Department of Gynecology, Institut de Recherche Expérimentale et Clinique, Université Catholique de Louvain, Brussels, Belgium.
Fertil Steril. 2011 May;95(6):2123.e9-12. doi: 10.1016/j.fertnstert.2011.01.014. Epub 2011 Feb 5.
To assess vitrification of prepubertal human testicular tissue in vitro.
Case report.
Academic research unit.
PATIENT(S): Two patients (6 and 12 years of age) who were to start gonadotoxic treatment for chronic granulomatous disease and acute lymphoblastic leukemia.
INTERVENTION(S): Long-term (10-day) organotypic culture performed immediately after vitrification and warming. Fresh tissue and tissue cryopreserved by slow-freezing were used as control samples.
MAIN OUTCOMES MEASURE(S): Spermatogonial cell survival (MAGE-A4) and proliferation (Ki67) were evaluated by immunohistochemistry (IHC) and tubular integrity by light microscopy.

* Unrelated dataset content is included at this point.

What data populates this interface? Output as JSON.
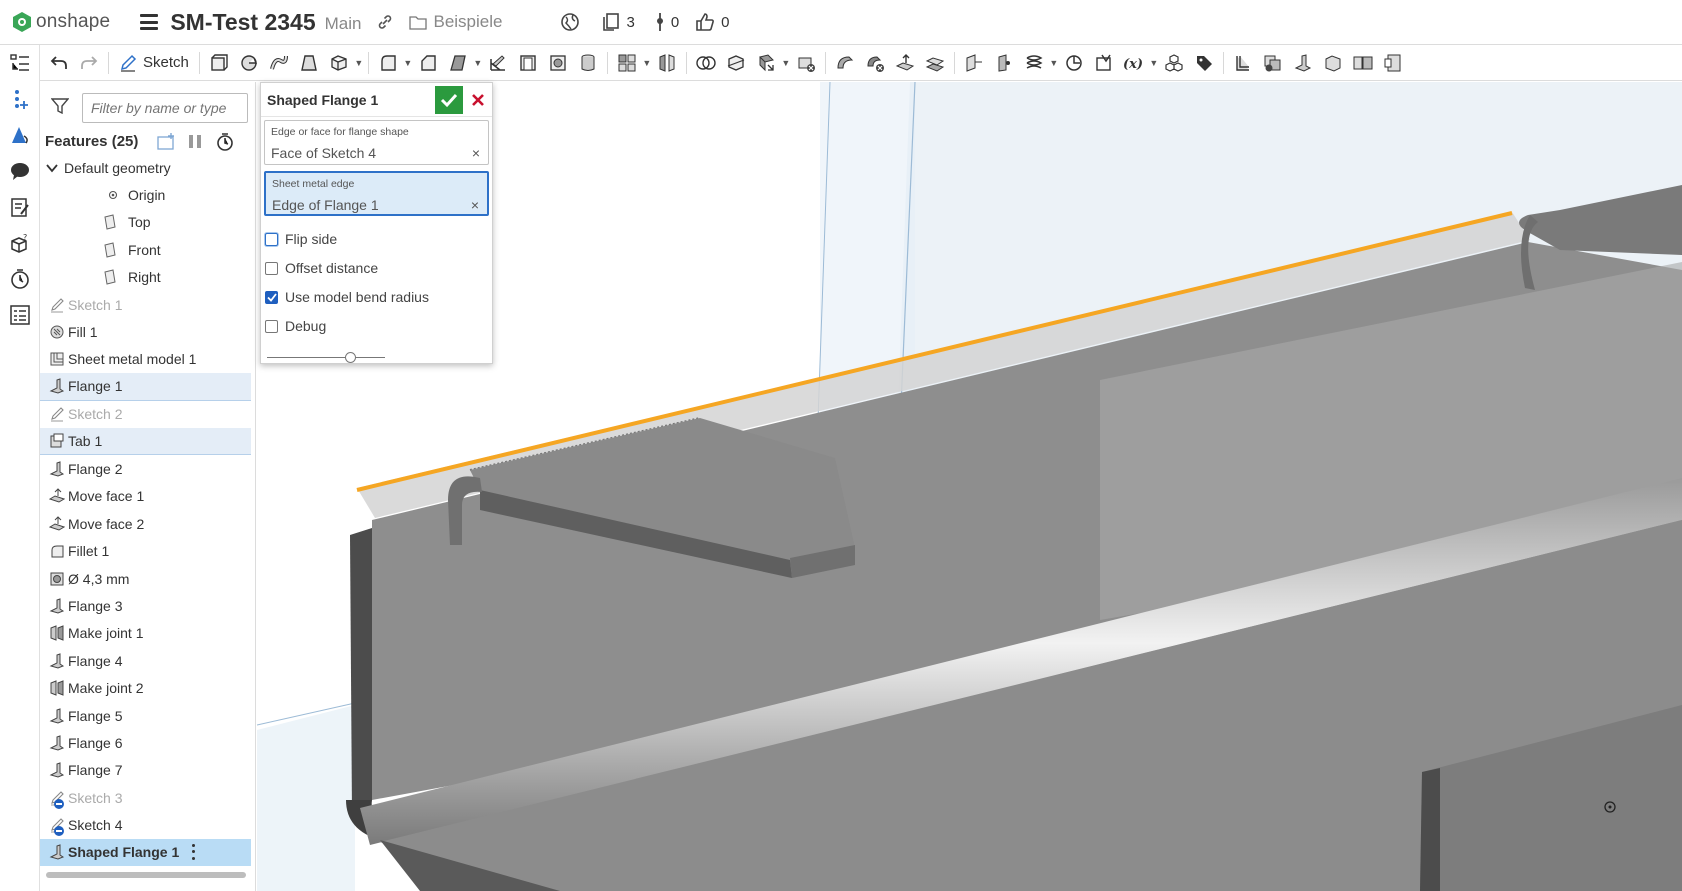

RESULT(S): Qualitative analysis revealed that histologic characteristics of spermatogonia and Sertoli cells were preserved, as were cell-cell cohesion and cell adhesion to the basement membrane, in vitrified tissue as well as in frozen and fresh control samples. Survival of spermatogonia and their ability to proliferate as evidenced by IHC was also confirmed in cultured fresh, slow-frozen, and vitrified tissue.
CONCLUSION(S): Vitrification, having the advantage of being a faster and more convenient method, shows promise as an alternative strategy to slow-freezing in the emerging field of immature testicular tissue cryopreservation.
评估体外未成年人类睾丸组织的玻璃化。
病例报告。
学术研究单位。
两名患者(6 岁和 12 岁),因慢性肉芽肿病和急性淋巴细胞白血病需开始性腺毒性治疗。
玻璃化和复温后立即进行长期(10 天)器官型培养。新鲜组织和慢速冻存的组织作为对照样本。
通过免疫组织化学(IHC)评估精原细胞的存活(MAGE-A4)和增殖(Ki67),并通过光镜评估小管完整性。
定性分析显示,玻璃化组织以及冷冻和新鲜对照样本中均保留了精原细胞和支持细胞的组织学特征,细胞-细胞间的黏附力以及细胞与基底膜的黏附力也得以维持。IHC 也证实了培养的新鲜、慢速冻存和玻璃化组织中精原细胞的存活及其增殖能力。
玻璃化具有更快、更方便的优点,有望成为不成熟睾丸组织冷冻保存领域中替代慢速冻存的策略。